A Semi-Annual Wage. In the Ford negotiations at the red-and-beige Silver Room of the Detroit-Leland Hotel, both sides talked--behind a pledge of secrecy --until almost a week before deadline. Then Reuther warned that G.M. had made an offer. Two days later, Ford's Vice President John Bugas presented a "partnership in prosperity" plan.

Ford Motor Co., too, had been doing some bold thinking; its offer reflected the awareness of many industry leaders that their workers want and can have more security. Ford offered to sell workers company stock on favorable terms, to give severance pay, and to advance to workers interest-free layoff loans, payable out of later wages. When Reuther turned this down flatly, Henry Ford II protested that Ford workers should have had a chance to vote on the offer. Reuther shrewdly offered to put both the Ford plan and G.A.W. on the ballot for decision by the workers' vote.

Last week, just before the strike deadline, Ford made a new offer and Reuther extended the strike deadline until Sunday midnight. In Detroit and throughout the 63 nationwide Ford plants and depots, production of 11,283 cars and trucks was lost because of wildcat walkouts, some spontaneous, some engineered by the union as a means of stepping up pressure. Soup kitchens were ostentatiously set up and picket signs painted. Some 30,000 Ford workers poured out of the 1,200-acre Rouge plant, the world's largest, for a mass meeting at the spot where, 18 years ago, Reuther and other organizers were beaten up by plant guards at the famed "Battle of the Overpass." When the strike extension was announced, the younger men protested, roaring: "Let's go fishing!" Actually, by then Reuther and the union had won G.A.W.--at least in principle.

At week's end, Reuther disclosed the Ford offer. The company would set up special funds up to a total of $55 million. Out of these, laid-off Ford workers would be paid enough, along with state unemployment compensation, to give them up to 65% of normal take-home pay for four weeks and then 60% for another 22 weeks, a total of 26 weeks' partial layoff pay: in short, a guaranteed semi-annual wage.

The plan's cost to Ford for every man on the payroll: $100 the first year, rising to $120 the second year and $140 the third, or some 2% of the annual wage bill. Sample benefits from the fund: a Ford worker in Detroit with two dependents and $87 weekly take-home pay would get, besides his $42 weekly state unemployment compensation, $14.56 weekly from the Ford fund for four weeks (a weekly total of $56.56) and then $10.21 weekly for another 22 weeks (weekly total $52.21). "You and we," Ford's Vice President Bugas told Reuther's negotiators, "are either going to be widely acclaimed or widely blamed for the bold new step--probably froth."

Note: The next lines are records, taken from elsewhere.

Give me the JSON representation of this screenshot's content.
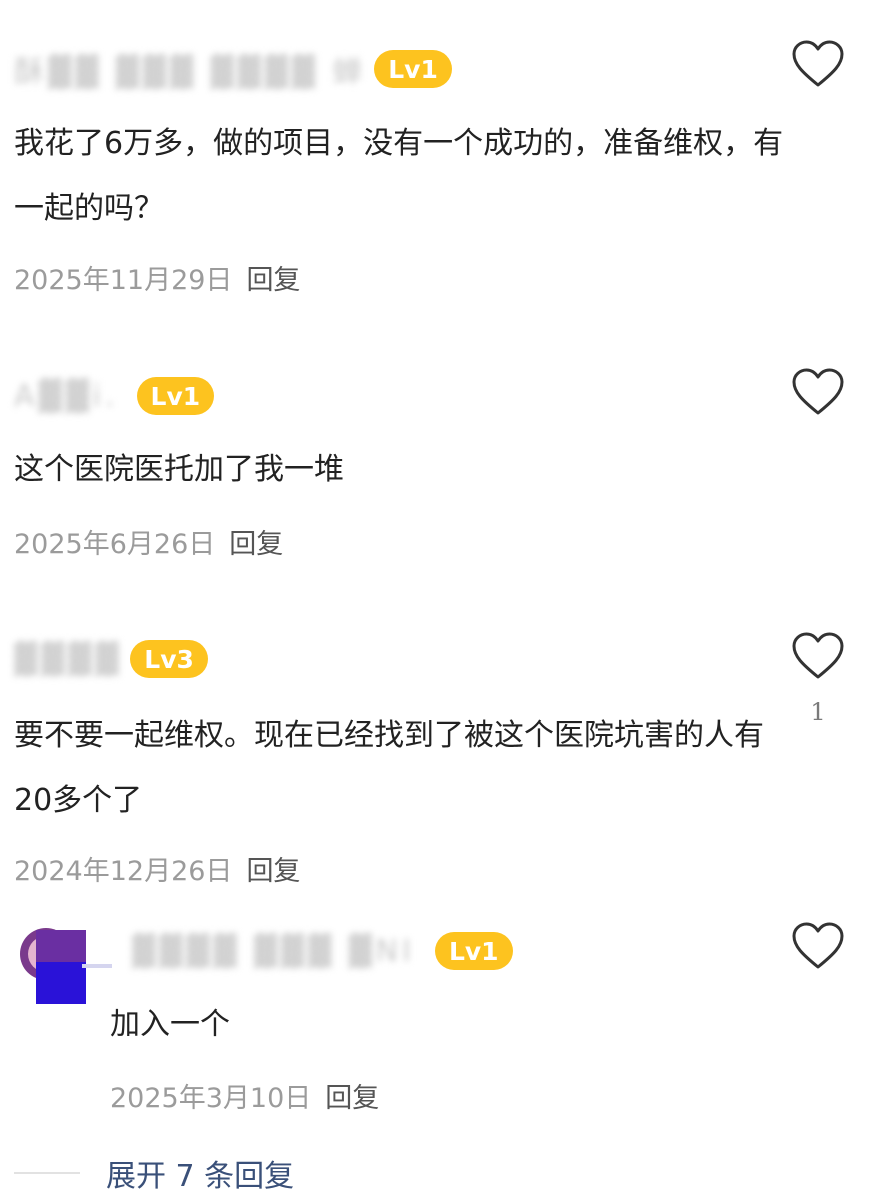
{
  "comments": [
    {
      "username": "酥▓▓ ▓▓▓ ▓▓▓▓ 蝉",
      "level": "Lv1",
      "text": "我花了6万多，做的项目，没有一个成功的，准备维权，有一起的吗？",
      "date": "2025年11月29日",
      "reply_label": "回复",
      "likes": ""
    },
    {
      "username": "A▓▓i.",
      "level": "Lv1",
      "text": "这个医院医托加了我一堆",
      "date": "2025年6月26日",
      "reply_label": "回复",
      "likes": ""
    },
    {
      "username": "▓▓▓▓",
      "level": "Lv3",
      "text": "要不要一起维权。现在已经找到了被这个医院坑害的人有20多个了",
      "date": "2024年12月26日",
      "reply_label": "回复",
      "likes": "1"
    },
    {
      "username": "▓▓▓▓ ▓▓▓ ▓NI",
      "level": "Lv1",
      "text": "加入一个",
      "date": "2025年3月10日",
      "reply_label": "回复",
      "likes": ""
    }
  ],
  "expand_replies": "展开 7 条回复",
  "colors": {
    "badge": "#fdc31f",
    "expand_link": "#3a5079",
    "meta_text": "#9b9b9b",
    "body_text": "#222222"
  },
  "icons": {
    "like": "heart-outline-icon",
    "avatar": "user-avatar"
  }
}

Main difference between the union's original plan and the Ford plan: the level of payments and the company's total liability (Reuther had called for a $130 million benefit fund). Bugas told reporters: "We are not interested in paying layoff wages; we are interested in keeping people at work." Reuther was delighted; bouncy and bright-eyed, he told newsmen of the "very historic yielding of the basic position of management."

In a letter to Henry Ford II, Reuther accepted both the $55 million figure and the general framework of the Ford plan. But he contended that the funds offered by Ford would support a higher rate of layoff pay for a longer period (80% of take-home pay for 52 weeks); he suggested arbitration of "the level and duration" of the fund's benefit payments, while negotiations concluded on the rest of the contract. The company suggested further negotiations instead of arbitration.

The strike deadline passed. Hopes rested on a statement by Reuther: "It would be tragic and an unconscionable sin to permit a strike to take place in circumstances in which there is essential agreement upon the objective." The negotiators drew closer together on details and the threat of a major strike faded; the guaranteed wage loomed large, instead, upon the U.S. economic horizon.